OP9 cells have been shown to facilitate the differentiation of MSCs into osteocytes, chondrocytes, myocytes, tenocytes and adipocytes. Their migration has been prompted as well through the use of growth factors such as bFGF, IGF-1, IL-3, PDGF-BB, TGF-β1 and TGF-β3.

=== Limitations ===
Because OP9 alone is not an immortalized cell line, many animal sacrifices are necessary to provide sufficient amounts for experimental use. A primary cell culture can only be used for up to one month, therefore limiting the use of the line to short-term, small-scale projects.

=== Variations ===

==== IOP9 ====
IOP9 is an immortalized feeder cell line established from the genes HPV16 E6 and E7 genes that stimulates hematopoietic differentiation. It is a source of unlimited feeder cells, which reduces the number of animals sacrifices needed to provide these cells.

== Applications in research ==

=== Generation and suppression of T lymphocytes ===
OP9 cells contain the ligand delta-like 1 (DL1) which triggers the NOTCH signaling pathway in co-cultured stem cells. This in turn causes the proliferation of T lymphocytes in vitro, which can act against malignant tumors. Additionally, the lymphocyte transformation test (LTT) and mixed leukocyte reaction (MLR) revealed that OP9 cells can suppress T lymphocyte proliferation when stimulated by mitogens or allogeneic lymphocytes. Specifically, T cell proliferation by nonspecific polyclonial activators occurred at a 50% reduced rate when OP9 cells were present.
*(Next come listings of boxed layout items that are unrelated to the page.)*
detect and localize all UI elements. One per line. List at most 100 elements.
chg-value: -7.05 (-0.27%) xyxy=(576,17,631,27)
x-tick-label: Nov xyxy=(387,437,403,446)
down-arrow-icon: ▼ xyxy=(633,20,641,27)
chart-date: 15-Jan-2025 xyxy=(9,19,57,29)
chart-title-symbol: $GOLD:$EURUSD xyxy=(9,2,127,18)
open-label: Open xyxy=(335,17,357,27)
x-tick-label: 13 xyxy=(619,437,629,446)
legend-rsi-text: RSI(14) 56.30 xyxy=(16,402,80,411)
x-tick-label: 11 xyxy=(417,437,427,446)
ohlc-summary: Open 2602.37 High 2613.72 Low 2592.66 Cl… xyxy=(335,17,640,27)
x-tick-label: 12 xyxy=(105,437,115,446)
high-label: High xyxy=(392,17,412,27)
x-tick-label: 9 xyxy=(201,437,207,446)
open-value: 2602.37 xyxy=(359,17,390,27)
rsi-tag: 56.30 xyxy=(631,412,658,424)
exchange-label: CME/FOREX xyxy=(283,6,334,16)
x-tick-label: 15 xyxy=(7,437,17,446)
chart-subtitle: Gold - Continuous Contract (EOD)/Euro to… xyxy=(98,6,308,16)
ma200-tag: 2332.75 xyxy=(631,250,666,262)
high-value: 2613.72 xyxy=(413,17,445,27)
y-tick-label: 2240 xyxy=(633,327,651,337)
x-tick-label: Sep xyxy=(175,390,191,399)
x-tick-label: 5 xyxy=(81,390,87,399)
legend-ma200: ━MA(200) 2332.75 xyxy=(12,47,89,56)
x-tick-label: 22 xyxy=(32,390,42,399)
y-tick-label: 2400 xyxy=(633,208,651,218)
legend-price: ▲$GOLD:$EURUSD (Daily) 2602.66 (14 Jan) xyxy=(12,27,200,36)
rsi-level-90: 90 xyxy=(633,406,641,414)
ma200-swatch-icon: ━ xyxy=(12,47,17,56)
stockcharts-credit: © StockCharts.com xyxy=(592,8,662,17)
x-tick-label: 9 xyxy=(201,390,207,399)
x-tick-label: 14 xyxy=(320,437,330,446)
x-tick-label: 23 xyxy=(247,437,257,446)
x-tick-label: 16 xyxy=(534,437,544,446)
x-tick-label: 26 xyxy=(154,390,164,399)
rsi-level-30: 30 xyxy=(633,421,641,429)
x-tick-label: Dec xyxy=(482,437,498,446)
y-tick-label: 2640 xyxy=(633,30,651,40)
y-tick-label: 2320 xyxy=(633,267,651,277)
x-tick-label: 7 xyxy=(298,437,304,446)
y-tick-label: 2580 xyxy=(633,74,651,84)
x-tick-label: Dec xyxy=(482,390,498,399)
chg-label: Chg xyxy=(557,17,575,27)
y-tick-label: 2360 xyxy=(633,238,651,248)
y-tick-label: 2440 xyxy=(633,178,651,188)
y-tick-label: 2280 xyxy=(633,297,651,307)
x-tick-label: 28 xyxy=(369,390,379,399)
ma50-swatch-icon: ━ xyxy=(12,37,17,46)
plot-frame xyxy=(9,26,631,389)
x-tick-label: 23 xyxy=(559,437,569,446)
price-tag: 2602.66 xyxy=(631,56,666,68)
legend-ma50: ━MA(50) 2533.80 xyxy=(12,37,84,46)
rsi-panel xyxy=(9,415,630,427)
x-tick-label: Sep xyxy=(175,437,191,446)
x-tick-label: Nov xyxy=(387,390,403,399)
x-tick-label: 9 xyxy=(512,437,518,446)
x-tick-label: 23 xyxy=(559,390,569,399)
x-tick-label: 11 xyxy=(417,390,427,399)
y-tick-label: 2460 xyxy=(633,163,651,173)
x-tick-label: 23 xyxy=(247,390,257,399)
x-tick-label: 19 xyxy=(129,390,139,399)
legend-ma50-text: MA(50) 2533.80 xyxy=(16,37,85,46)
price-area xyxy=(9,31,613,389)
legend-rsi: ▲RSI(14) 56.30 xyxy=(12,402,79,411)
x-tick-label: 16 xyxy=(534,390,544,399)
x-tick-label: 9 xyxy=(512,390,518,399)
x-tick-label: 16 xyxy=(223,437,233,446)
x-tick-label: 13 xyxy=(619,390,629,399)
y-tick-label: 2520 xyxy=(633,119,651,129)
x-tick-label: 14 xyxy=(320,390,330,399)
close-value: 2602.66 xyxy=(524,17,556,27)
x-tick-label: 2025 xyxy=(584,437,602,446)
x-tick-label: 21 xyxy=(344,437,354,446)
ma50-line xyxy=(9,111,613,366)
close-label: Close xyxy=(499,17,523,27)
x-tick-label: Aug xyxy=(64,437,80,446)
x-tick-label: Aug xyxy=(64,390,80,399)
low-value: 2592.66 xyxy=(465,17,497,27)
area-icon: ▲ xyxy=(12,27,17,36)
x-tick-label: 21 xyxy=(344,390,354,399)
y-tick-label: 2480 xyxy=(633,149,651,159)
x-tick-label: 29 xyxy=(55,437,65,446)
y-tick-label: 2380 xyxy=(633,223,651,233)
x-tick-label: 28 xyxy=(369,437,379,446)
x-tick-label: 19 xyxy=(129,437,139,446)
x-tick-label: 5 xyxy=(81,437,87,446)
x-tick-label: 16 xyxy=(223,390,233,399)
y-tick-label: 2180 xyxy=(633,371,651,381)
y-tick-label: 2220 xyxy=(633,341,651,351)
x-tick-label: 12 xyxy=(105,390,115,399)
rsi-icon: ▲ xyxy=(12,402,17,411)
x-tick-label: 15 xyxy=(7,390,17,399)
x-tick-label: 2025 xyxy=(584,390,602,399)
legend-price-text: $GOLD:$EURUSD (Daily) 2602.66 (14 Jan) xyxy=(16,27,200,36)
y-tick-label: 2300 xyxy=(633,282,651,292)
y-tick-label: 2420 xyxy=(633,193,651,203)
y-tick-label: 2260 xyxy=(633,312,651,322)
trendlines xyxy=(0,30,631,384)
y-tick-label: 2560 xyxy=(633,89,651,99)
=== Generation of adipocytes ===
OP9 cells have the ability to rapidly differentiate into adipocytes after expressing marker proteins and may contribute to a novel adipogenesis model. The mRNA expression of adipsin and PPARy2 in OP9 cells confirm their adipocyte differentiation potential. In addition, OP9 cells can express adipocyte late marker proteins, including glucose transporter 4 and adiponectin after exposure to adipocytic stimuli and accumulation of triacylglycerol. This process occurs efficiently; within two days, OP9 cells can differentiate into adipocytes. The rate of OP9 differentiation is not reduced by high cell density or long periods in an initial culture, making them useful in generating stable adipocyte cell lines.

=== Treatment of cerebral infarction ===
Cerebral infarction involves a disruption of the flow of blood in the brain due to a complication with the blood vessels supplying this blood. Umbilical cord blood (UCB) transplantation in animals alleviates symptoms of cerebral infarction due to new blood vessel formation. OP9 has been shown to enhance angiogenic effects of the UCB in vitro.